Why Walter Campbell is worth more than he is

There’s no shortage of creative leaders at TBWA\London. A week after TBWA hired Peter Souter as chairman and chief creative officer for its U.K. Group, Souter reunited the celebrated creative team of Walter Campbell and Sean Doyle to work across all London office accounts, starting next month. The duo worked together with Souter at AMV BBDO in the 1990s, producing a string of memorable, award-winning ads. Most recently, Campbell was a creative partner at Anomaly, London; Doyle was the cd at Panic, London. At TBWA/London, they’ll simply be art director and copywriter, respectively, under ecd André “Dede” Laurentino. In a brief interview today, Souter explains why he’s loading up on creative talent.

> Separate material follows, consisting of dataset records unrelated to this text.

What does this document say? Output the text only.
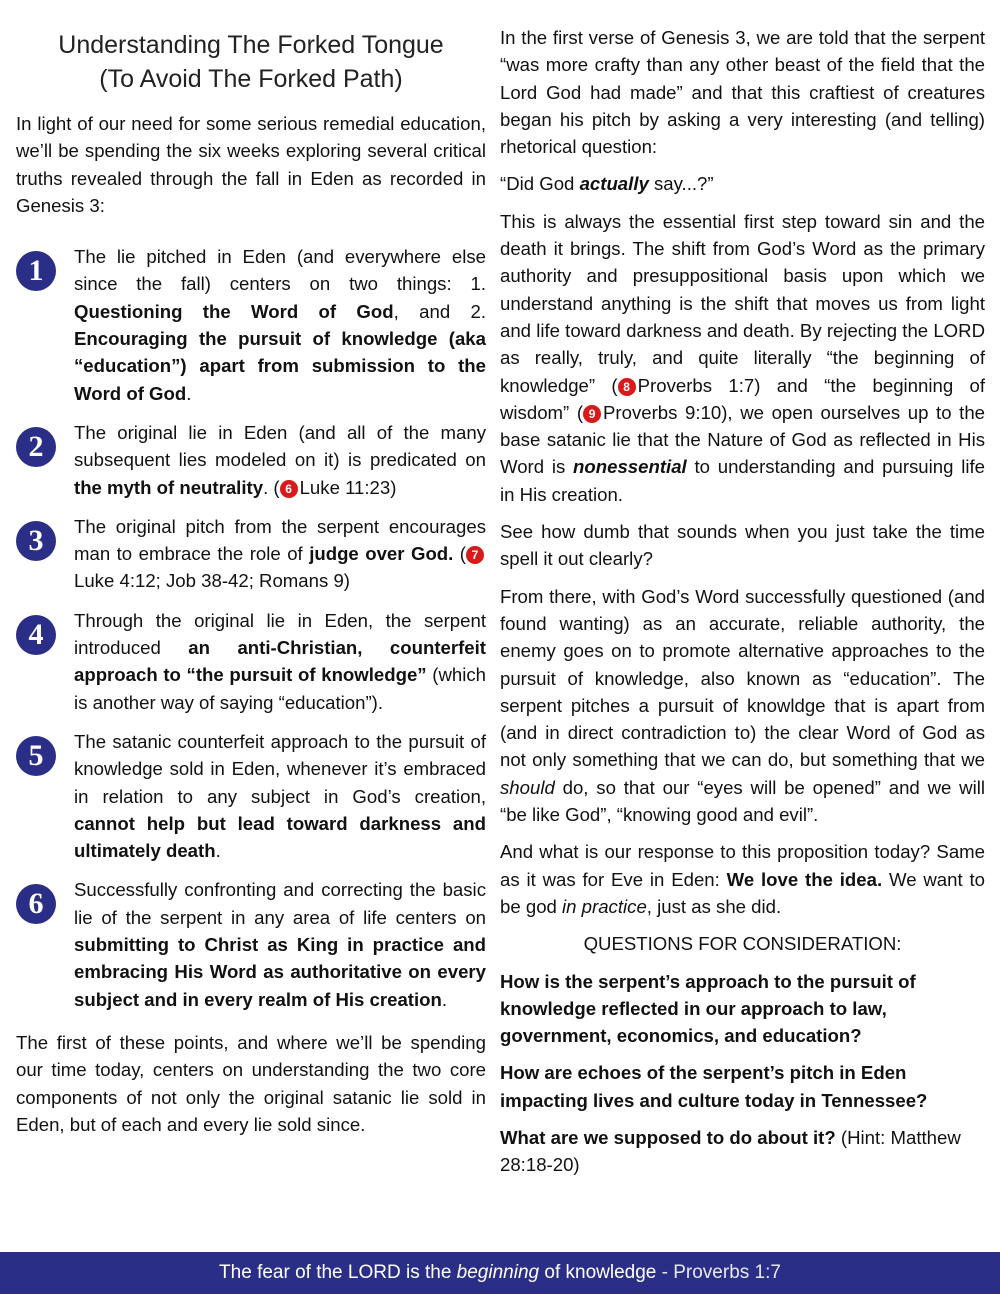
Understanding The Forked Tongue
(To Avoid The Forked Path)

In light of our need for some serious remedial education, we’ll be spending the six weeks exploring several critical truths revealed through the fall in Eden as recorded in Genesis 3:

1	The lie pitched in Eden (and everywhere else since the fall) centers on two things: 1. Questioning the Word of God, and 2. Encouraging the pursuit of knowledge (aka “education”) apart from submission to the Word of God.

2	The original lie in Eden (and all of the many subsequent lies modeled on it) is predicated on the myth of neutrality. ( 6 Luke 11:23)

3	The original pitch from the serpent encourages man to embrace the role of judge over God. ( 7Luke 4:12; Job 38-42; Romans 9)

4	Through the original lie in Eden, the serpent introduced an anti-Christian, counterfeit approach to “the pursuit of knowledge” (which is another way of saying “education”).

5	The satanic counterfeit approach to the pursuit of knowledge sold in Eden, whenever it’s embraced in relation to any subject in God’s creation, cannot help but lead toward darkness and ultimately death.

6	Successfully confronting and correcting the basic lie of the serpent in any area of life centers on submitting to Christ as King in practice and embracing His Word as authoritative on every subject and in every realm of His creation.

The first of these points, and where we’ll be spending our time today, centers on understanding the two core components of not only the original satanic lie sold in Eden, but of each and every lie sold since.

In the first verse of Genesis 3, we are told that the serpent “was more crafty than any other beast of the field that the Lord God had made” and that this craftiest of creatures began his pitch by asking a very interesting (and telling) rhetorical question:

“Did God actually say...?”

This is always the essential first step toward sin and the death it brings. The shift from God’s Word as the primary authority and presuppositional basis upon which we understand anything is the shift that moves us from light and life toward darkness and death. By rejecting the LORD as really, truly, and quite literally “the beginning of knowledge” ( 8 Proverbs 1:7) and “the beginning of wisdom” ( 9 Proverbs 9:10), we open ourselves up to the base satanic lie that the Nature of God as reflected in His Word is nonessential to understanding and pursuing life in His creation.

See how dumb that sounds when you just take the time spell it out clearly?

From there, with God’s Word successfully questioned (and found wanting) as an accurate, reliable authority, the enemy goes on to promote alternative approaches to the pursuit of knowledge, also known as “education”. The serpent pitches a pursuit of knowldge that is apart from (and in direct contradiction to) the clear Word of God as not only something that we can do, but something that we should do, so that our “eyes will be opened” and we will “be like God”, “knowing good and evil”.

And what is our response to this proposition today? Same as it was for Eve in Eden: We love the idea. We want to be god in practice, just as she did.

QUESTIONS FOR CONSIDERATION:

How is the serpent’s approach to the pursuit of knowledge reflected in our approach to law, government, economics, and education?

How are echoes of the serpent’s pitch in Eden impacting lives and culture today in Tennessee?

What are we supposed to do about it? (Hint: Matthew 28:18-20)

The fear of the LORD is the beginning of knowledge - Proverbs 1:7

Adweek: So, you’re getting the old band back together?
Peter Souter: I’ve discovered that when you’ve just been hired, you’re in very good odor and that’s the time to do stuff. So, I’m spending [TBWA CEO] Tom Carroll’s money before he realizes it. (laughs)

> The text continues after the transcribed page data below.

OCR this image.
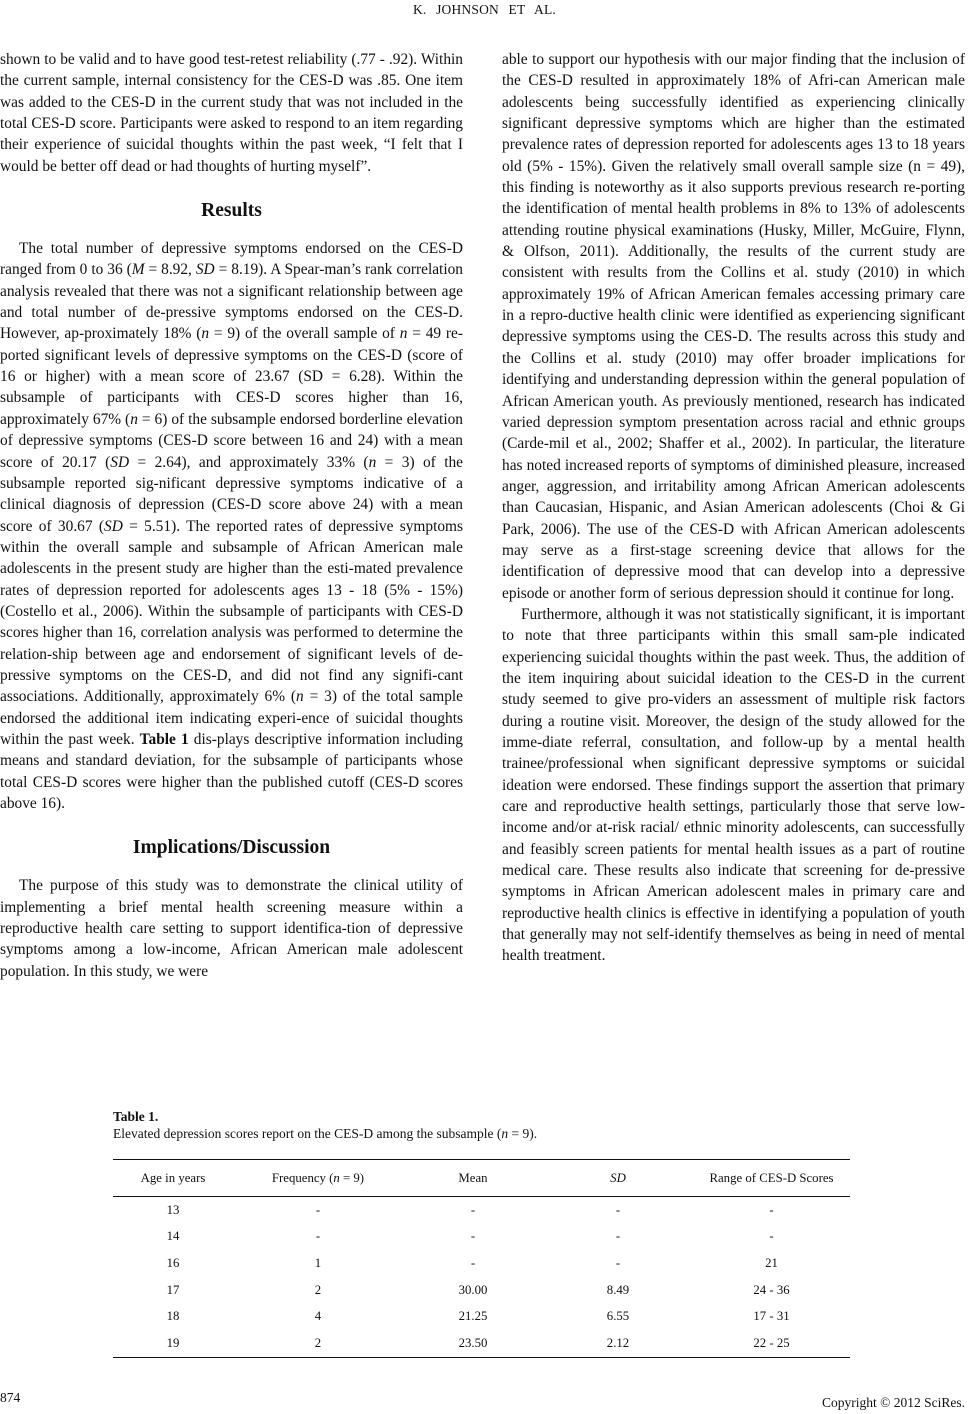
K. JOHNSON ET AL.

shown to be valid and to have good test-retest reliability (.77 - .92). Within the current sample, internal consistency for the CES-D was .85. One item was added to the CES-D in the current study that was not included in the total CES-D score. Participants were asked to respond to an item regarding their experience of suicidal thoughts within the past week, “I felt that I would be better off dead or had thoughts of hurting myself”.

Results

The total number of depressive symptoms endorsed on the CES-D ranged from 0 to 36 (M = 8.92, SD = 8.19). A Spear-man’s rank correlation analysis revealed that there was not a significant relationship between age and total number of de-pressive symptoms endorsed on the CES-D. However, ap-proximately 18% (n = 9) of the overall sample of n = 49 re-ported significant levels of depressive symptoms on the CES-D (score of 16 or higher) with a mean score of 23.67 (SD = 6.28). Within the subsample of participants with CES-D scores higher than 16, approximately 67% (n = 6) of the subsample endorsed borderline elevation of depressive symptoms (CES-D score between 16 and 24) with a mean score of 20.17 (SD = 2.64), and approximately 33% (n = 3) of the subsample reported sig-nificant depressive symptoms indicative of a clinical diagnosis of depression (CES-D score above 24) with a mean score of 30.67 (SD = 5.51). The reported rates of depressive symptoms within the overall sample and subsample of African American male adolescents in the present study are higher than the esti-mated prevalence rates of depression reported for adolescents ages 13 - 18 (5% - 15%) (Costello et al., 2006). Within the subsample of participants with CES-D scores higher than 16, correlation analysis was performed to determine the relation-ship between age and endorsement of significant levels of de-pressive symptoms on the CES-D, and did not find any signifi-cant associations. Additionally, approximately 6% (n = 3) of the total sample endorsed the additional item indicating experi-ence of suicidal thoughts within the past week. Table 1 dis-plays descriptive information including means and standard deviation, for the subsample of participants whose total CES-D scores were higher than the published cutoff (CES-D scores above 16).

Implications/Discussion

The purpose of this study was to demonstrate the clinical utility of implementing a brief mental health screening measure within a reproductive health care setting to support identifica-tion of depressive symptoms among a low-income, African American male adolescent population. In this study, we were

able to support our hypothesis with our major finding that the inclusion of the CES-D resulted in approximately 18% of Afri-can American male adolescents being successfully identified as experiencing clinically significant depressive symptoms which are higher than the estimated prevalence rates of depression reported for adolescents ages 13 to 18 years old (5% - 15%). Given the relatively small overall sample size (n = 49), this finding is noteworthy as it also supports previous research re-porting the identification of mental health problems in 8% to 13% of adolescents attending routine physical examinations (Husky, Miller, McGuire, Flynn, & Olfson, 2011). Additionally, the results of the current study are consistent with results from the Collins et al. study (2010) in which approximately 19% of African American females accessing primary care in a repro-ductive health clinic were identified as experiencing significant depressive symptoms using the CES-D. The results across this study and the Collins et al. study (2010) may offer broader implications for identifying and understanding depression within the general population of African American youth. As previously mentioned, research has indicated varied depression symptom presentation across racial and ethnic groups (Carde-mil et al., 2002; Shaffer et al., 2002). In particular, the literature has noted increased reports of symptoms of diminished pleasure, increased anger, aggression, and irritability among African American adolescents than Caucasian, Hispanic, and Asian American adolescents (Choi & Gi Park, 2006). The use of the CES-D with African American adolescents may serve as a first-stage screening device that allows for the identification of depressive mood that can develop into a depressive episode or another form of serious depression should it continue for long.

Furthermore, although it was not statistically significant, it is important to note that three participants within this small sam-ple indicated experiencing suicidal thoughts within the past week. Thus, the addition of the item inquiring about suicidal ideation to the CES-D in the current study seemed to give pro-viders an assessment of multiple risk factors during a routine visit. Moreover, the design of the study allowed for the imme-diate referral, consultation, and follow-up by a mental health trainee/professional when significant depressive symptoms or suicidal ideation were endorsed. These findings support the assertion that primary care and reproductive health settings, particularly those that serve low-income and/or at-risk racial/ ethnic minority adolescents, can successfully and feasibly screen patients for mental health issues as a part of routine medical care. These results also indicate that screening for de-pressive symptoms in African American adolescent males in primary care and reproductive health clinics is effective in identifying a population of youth that generally may not self-identify themselves as being in need of mental health treatment.

Table 1.
Elevated depression scores report on the CES-D among the subsample (n = 9).
Age in years	Frequency (n = 9)	Mean	SD	Range of CES-D Scores
13	-	-	-	-
14	-	-	-	-
16	1	-	-	21
17	2	30.00	8.49	24 - 36
18	4	21.25	6.55	17 - 31
19	2	23.50	2.12	22 - 25
874	Copyright © 2012 SciRes.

In advance of revenue, right?
Yeah, exactly. Listen, that’s how you get revenue. You get really good people, they win pitches, they win prizes, you make money.

You see them doing a fair amount of new business?
Yeah, the truth is I think they are a new business tool in themselves. And I’m going to walk around London and say, "Look, I’ve got the best guy in the country (Campbell). Wouldn’t you want him working on your business?” You know, we’ve got to make noise. We’re in the promotion game and these guys will do it for us.

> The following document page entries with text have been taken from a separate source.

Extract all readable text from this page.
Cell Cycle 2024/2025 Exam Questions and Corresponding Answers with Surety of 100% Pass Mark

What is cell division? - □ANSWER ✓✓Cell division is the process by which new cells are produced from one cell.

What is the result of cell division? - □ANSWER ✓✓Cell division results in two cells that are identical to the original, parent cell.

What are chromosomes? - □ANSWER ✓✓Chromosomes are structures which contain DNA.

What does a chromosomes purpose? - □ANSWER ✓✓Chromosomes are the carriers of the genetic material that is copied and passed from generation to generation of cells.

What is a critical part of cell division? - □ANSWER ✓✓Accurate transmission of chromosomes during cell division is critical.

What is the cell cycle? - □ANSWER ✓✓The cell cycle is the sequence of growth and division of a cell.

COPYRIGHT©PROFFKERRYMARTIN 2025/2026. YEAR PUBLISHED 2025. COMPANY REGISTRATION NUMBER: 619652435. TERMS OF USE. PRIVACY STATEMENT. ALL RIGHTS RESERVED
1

Can you go home again? You guys worked together in a different place at a different time.
Last time we were together, we all did our best work together. That was the last time I won the Gunn Report—best agency in the world. It was also the period where Walter won most of his [D&AD] Pencils. I think we both have had interesting experiences without each other—me as a manager and them as creatives. I think I created the circumstance where they do their best work. They made me look good.

For how long did you work together?
I worked with Walter for nearly twelve years. Less time with Sean.

Are you concerned about having too many chefs in the kitchen?
Dede is executive creative director of the agency—that’s what he was then, that’s what he is now. I am the boss of the agency. … My job is to run the agency. Dede’s job is the run the department. Walter and Sean’s job is to do something amazing. I don’t care what it is. I don’t want them looking at other people’s work. I don’t want them to do anything other than sitting in their office and thinking of something amazing. I believe that a medium-sized agency (with a creative department of about 60) can afford to have people who just do that. In fact, I would argue that not many agencies have got that person.

Who will they report to?
Listen, if they do a great script, I would love them to go and show it to Dede. And I would fully expect Dede to say, “Let’s go make that,” because that’s what I did when I was their ecd at Abbott Mead Vickers. I didn’t massively go in there and annoy them. I didn’t demand actually that they ever show me anything. I wanted them to show me stuff when they were really excited, which is what they did. So, yeah, there’s a very simple structure and I’m sure Walter and Sean will be delighted to show Dede their stuff. He’s a nice guy, a cool guy, a clever guy. My advice to Dede will be, let them do it.

You confident that Dede won’t feel threatened by this—having senior guys in the group who could second-guess him or replace him if all does not go well?
I have worked very hard to make him not feel those things. He shouldn’t feel those things. And, nobody wants his job—that’s the really cool thing. I don’t want it, Walter doesn’t want it, Sean doesn’t want it. He’s the ecd, he’s young, he’s good.

So, how do you define your role?
I believe massively in coaching. I believe massively in surrounding myself with people who are better than me. Here’s a nice little tidbit for you: Walter Campbell is going to earn more than me. In order to be able to hire him, I had to pay him more than me and I totally, totally applaud him making it. I think that’s great because he’s better than me: I’ve won 14 Pencils; he has won 23. I’m not threatened by Walter’s presence. I think it makes me look good. It makes my agency work better and that’s my job. And I would just propose that Dede should feel the same thing.